WashPost Oozes Praise for Castro's Dead Sister-in-Law

June 20th, 2007 12:58 PM

The Washington Post's obituary pages are never immune from bias, particularly when a Communist goes on to his or her eternal reward. The passing of the "first lady" of Cuba, Fidel Castro's sister in law Vilma Espin de Castro, is no exception. The bias began even before the lede with a headline that described the dead Communist as a "politician" who "empowered women in Cuba."

It wasn't until the 17th out of the 23-paragraph obit that Post staffer Adam Bernstein noted Raul Castro's late wife "was reportedly ruthless when it came to ordering the killing of suspected informers."

Instead, Bernstein chose to view Espin "as a champion of women's rights" being "the first woman elected to full membership on the Cuban Communist Party's Politburo." Something tells me she wasn't a champion of, oh, I dunno, the right to private property, the right of free speech, the right to free and fair elections, or the right to travel freely outside of Cuba.
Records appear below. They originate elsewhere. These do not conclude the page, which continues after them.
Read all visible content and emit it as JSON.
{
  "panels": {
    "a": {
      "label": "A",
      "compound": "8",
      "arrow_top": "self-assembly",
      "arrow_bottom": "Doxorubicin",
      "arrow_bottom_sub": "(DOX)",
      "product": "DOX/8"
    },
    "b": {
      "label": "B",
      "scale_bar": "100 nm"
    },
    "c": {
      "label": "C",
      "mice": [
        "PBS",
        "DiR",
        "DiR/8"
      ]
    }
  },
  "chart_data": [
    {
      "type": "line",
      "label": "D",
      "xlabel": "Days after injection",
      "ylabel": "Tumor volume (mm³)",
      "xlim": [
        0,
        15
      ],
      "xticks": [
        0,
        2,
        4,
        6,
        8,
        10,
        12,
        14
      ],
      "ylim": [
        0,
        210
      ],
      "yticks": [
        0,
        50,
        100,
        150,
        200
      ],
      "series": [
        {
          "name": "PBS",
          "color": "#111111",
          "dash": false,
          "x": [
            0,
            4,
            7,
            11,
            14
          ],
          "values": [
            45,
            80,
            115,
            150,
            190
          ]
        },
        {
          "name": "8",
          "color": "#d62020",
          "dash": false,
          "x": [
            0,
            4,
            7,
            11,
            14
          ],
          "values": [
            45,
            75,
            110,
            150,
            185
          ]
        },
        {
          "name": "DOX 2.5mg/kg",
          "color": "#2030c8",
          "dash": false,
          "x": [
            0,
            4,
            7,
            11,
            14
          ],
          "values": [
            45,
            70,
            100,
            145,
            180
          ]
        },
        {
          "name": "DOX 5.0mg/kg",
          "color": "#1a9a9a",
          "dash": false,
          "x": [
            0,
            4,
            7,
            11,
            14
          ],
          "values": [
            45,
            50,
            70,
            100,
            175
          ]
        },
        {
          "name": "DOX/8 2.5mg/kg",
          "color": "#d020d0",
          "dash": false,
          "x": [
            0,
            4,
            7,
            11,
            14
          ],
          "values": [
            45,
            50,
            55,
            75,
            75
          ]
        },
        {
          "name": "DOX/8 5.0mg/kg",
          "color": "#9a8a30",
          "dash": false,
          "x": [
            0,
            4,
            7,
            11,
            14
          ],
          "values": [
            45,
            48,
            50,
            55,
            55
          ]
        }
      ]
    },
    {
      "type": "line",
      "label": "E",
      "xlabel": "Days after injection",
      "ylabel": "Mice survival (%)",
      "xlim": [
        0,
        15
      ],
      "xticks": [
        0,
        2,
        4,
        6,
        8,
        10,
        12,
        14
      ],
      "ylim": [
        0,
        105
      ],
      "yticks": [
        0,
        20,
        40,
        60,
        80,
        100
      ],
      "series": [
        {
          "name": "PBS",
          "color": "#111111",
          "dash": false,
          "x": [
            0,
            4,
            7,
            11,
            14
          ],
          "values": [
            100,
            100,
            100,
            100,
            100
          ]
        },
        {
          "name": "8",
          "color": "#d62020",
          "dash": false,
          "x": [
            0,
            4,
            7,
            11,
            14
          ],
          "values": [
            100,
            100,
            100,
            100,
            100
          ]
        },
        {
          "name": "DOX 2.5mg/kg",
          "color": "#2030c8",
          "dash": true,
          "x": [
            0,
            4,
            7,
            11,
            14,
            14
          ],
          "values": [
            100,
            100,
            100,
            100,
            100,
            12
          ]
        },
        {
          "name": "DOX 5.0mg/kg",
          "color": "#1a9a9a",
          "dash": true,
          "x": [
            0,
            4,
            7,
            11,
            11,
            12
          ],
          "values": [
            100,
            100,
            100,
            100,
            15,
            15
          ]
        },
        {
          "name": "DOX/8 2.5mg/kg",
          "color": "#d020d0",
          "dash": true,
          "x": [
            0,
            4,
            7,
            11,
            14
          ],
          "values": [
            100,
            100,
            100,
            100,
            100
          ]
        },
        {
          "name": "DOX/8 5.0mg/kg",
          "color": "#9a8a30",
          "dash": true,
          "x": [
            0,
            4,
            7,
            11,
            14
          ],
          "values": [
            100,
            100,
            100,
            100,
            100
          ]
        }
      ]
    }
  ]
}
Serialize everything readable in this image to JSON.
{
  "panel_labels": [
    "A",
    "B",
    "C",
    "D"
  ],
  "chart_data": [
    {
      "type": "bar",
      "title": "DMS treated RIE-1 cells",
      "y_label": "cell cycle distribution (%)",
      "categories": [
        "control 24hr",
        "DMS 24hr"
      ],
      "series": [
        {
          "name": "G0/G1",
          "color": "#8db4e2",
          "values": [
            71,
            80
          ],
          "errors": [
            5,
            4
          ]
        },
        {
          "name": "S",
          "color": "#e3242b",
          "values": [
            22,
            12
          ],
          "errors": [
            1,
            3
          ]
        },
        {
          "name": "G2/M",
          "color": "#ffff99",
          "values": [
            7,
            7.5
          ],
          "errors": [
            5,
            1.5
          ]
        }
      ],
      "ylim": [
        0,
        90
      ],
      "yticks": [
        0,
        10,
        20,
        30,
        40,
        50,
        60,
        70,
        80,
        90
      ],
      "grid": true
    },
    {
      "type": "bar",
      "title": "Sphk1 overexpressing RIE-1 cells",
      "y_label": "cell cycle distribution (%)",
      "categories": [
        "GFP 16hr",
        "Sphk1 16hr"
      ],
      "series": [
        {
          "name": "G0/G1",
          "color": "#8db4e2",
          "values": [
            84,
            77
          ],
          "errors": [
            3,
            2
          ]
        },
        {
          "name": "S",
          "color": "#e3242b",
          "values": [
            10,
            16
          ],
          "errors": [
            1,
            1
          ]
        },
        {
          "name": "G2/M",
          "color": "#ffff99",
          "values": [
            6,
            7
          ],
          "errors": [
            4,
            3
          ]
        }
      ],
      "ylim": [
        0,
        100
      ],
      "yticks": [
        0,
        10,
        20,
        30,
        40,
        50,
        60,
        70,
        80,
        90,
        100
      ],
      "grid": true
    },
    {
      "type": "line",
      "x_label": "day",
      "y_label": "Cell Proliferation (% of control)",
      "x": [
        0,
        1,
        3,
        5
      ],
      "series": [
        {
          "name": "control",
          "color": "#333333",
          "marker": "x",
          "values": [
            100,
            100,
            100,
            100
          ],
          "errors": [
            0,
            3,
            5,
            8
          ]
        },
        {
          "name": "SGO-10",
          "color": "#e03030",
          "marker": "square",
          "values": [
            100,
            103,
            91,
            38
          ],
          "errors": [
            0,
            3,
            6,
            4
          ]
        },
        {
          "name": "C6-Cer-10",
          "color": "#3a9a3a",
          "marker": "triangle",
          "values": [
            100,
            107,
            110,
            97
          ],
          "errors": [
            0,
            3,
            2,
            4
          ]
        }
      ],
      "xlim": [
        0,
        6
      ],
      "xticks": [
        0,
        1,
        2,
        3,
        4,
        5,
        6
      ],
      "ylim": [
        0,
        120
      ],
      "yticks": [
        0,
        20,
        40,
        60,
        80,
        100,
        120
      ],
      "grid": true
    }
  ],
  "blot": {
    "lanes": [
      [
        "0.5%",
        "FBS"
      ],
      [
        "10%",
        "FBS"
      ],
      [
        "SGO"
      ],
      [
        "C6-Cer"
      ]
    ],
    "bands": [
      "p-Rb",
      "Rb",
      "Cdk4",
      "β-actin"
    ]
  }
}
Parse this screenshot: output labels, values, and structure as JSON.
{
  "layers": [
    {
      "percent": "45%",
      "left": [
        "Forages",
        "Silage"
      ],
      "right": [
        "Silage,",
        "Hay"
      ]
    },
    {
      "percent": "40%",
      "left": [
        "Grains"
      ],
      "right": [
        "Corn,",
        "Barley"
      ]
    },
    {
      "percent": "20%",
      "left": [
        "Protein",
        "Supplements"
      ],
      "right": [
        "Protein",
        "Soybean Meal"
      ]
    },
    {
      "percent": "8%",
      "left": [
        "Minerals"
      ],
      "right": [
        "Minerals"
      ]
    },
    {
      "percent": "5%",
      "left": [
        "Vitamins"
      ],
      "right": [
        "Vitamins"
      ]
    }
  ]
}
Bernstein doesn't mention it, but other news accounts make clear she was for the right to have an abortion, the quintessential "woman's right" to many in the mainstream media.

Of course, let's be fair, being elected in a dictatorship with a one party puppet legislature is still a tremendous feat. You really have to be ruthless and vile to ascend party ranks as she did. And sleeping with the dictator's brother doesn't hurt either.

Another item of note, Espin and Raul Castro appear in a UPI photo that appears to date from Castro's revolution in 1959. The photo caption blithely reads, "Vilma Espin de Castro with her husband, Raul Castro, Fidel Castro's brother and Cuba's acting president."